In this situation, her song of rejoicing (in place of the psalm today) struck me as interesting. It reads quite similarly to the Blessed Virgin Mary’s Magnificat (Luke 1:46-55) but with a definite twang of smugness. Her “mouth derides [her] enemies” and she taunts them to “talk no more so very proudly.” Not only is Hannah joyful at the birth of her long-awaited child, she has something to show off to Peninnah. One can imagine a little relief after months or years of bullying.

The letter to the Hebrews provides a contrast to this human drama. The lectionary has a bit of coincidence: we read that we should “consider how to provoke one another to good deeds” (emphasis mine). Hannah and Peninnah’s provocations back and forth are, not surprisingly, not the model of human relationship God calls us to. We are called to something more difficult: patience, encouragement, and constant forgiving of one another.

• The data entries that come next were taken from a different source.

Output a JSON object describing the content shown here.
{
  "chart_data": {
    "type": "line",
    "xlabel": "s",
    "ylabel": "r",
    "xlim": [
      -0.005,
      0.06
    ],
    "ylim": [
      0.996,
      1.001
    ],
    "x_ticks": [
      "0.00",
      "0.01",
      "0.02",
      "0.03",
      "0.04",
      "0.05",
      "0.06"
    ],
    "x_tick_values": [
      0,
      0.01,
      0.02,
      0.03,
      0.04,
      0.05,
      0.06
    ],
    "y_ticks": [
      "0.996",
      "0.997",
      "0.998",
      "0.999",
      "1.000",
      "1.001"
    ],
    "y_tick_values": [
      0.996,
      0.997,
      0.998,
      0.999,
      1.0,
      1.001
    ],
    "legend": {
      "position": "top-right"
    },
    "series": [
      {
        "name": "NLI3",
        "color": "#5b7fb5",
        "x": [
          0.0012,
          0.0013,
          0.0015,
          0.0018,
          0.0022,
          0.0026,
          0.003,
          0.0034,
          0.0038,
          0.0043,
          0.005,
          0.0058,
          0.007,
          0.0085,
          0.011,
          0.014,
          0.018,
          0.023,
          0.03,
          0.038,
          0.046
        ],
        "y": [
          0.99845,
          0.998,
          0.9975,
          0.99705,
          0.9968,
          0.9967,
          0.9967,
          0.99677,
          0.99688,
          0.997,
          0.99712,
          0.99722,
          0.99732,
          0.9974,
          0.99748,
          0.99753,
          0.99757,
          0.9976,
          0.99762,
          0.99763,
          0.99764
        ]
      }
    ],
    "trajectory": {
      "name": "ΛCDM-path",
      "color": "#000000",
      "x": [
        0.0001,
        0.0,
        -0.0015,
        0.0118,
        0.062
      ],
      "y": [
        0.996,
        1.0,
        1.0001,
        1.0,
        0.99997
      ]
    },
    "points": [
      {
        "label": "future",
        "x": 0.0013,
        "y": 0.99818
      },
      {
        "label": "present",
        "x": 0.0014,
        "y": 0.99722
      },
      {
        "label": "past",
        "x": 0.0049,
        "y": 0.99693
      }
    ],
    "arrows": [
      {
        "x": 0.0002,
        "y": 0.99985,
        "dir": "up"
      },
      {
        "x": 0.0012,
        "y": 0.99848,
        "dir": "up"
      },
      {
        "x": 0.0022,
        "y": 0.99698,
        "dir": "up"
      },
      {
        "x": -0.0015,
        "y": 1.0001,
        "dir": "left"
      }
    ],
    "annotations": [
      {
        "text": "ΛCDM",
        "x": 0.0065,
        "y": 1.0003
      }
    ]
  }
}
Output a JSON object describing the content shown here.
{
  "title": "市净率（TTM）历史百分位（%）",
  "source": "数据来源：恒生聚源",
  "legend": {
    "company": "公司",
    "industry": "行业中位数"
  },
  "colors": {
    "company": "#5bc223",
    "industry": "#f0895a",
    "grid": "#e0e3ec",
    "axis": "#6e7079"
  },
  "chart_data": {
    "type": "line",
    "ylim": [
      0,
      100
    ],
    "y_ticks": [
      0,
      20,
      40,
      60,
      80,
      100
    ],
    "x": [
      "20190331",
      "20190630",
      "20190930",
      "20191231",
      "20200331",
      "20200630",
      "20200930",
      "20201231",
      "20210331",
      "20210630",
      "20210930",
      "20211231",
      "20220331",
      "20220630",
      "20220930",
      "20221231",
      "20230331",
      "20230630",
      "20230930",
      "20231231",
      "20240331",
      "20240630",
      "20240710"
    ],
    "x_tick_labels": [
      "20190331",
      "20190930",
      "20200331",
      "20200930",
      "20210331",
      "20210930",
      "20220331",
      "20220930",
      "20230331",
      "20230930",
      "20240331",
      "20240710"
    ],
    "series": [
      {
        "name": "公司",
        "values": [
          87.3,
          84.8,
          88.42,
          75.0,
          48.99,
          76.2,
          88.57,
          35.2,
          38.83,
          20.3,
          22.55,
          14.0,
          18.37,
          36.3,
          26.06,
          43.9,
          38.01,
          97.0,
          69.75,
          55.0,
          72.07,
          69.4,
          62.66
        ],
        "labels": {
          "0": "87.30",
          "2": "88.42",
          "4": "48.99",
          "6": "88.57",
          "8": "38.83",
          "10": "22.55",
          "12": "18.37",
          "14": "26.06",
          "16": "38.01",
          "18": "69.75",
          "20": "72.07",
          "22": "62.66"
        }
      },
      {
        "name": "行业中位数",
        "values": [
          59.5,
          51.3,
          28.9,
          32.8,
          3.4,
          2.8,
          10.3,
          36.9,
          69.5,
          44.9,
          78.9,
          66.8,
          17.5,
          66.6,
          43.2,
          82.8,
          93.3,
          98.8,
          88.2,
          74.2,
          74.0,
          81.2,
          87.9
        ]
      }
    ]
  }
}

I think it’s worth admitting that this can be even more difficult in situations where we are really struggling. Illness, poverty, underemployment or overwork, infertility … it can be terribly hard to extend that patience when we may running out of patience ourselves. I can think of many times where I have failed this directive myself. I don’t have a pat solution to this problem – all I can say is that I’m thankful for the grace of the Holy Spirit. We are given grace to forgive others for their pettiness or cruelty, and we also receive grace when our own sins in the same vein are forgiven. Thanks be to God!

-Lindy Noecker

  • Has there been a time in your life when you were in Hannah’s position, feeling not only loss and insecurity but hurt from those around you? Did you find anything good in the situation?

  • The book of 1 Samuel does not say whether Hannah ever forgave or reconciled with Peninnah. Have you forgiven someone in your past who has hurt or bullied you? What makes that most difficult?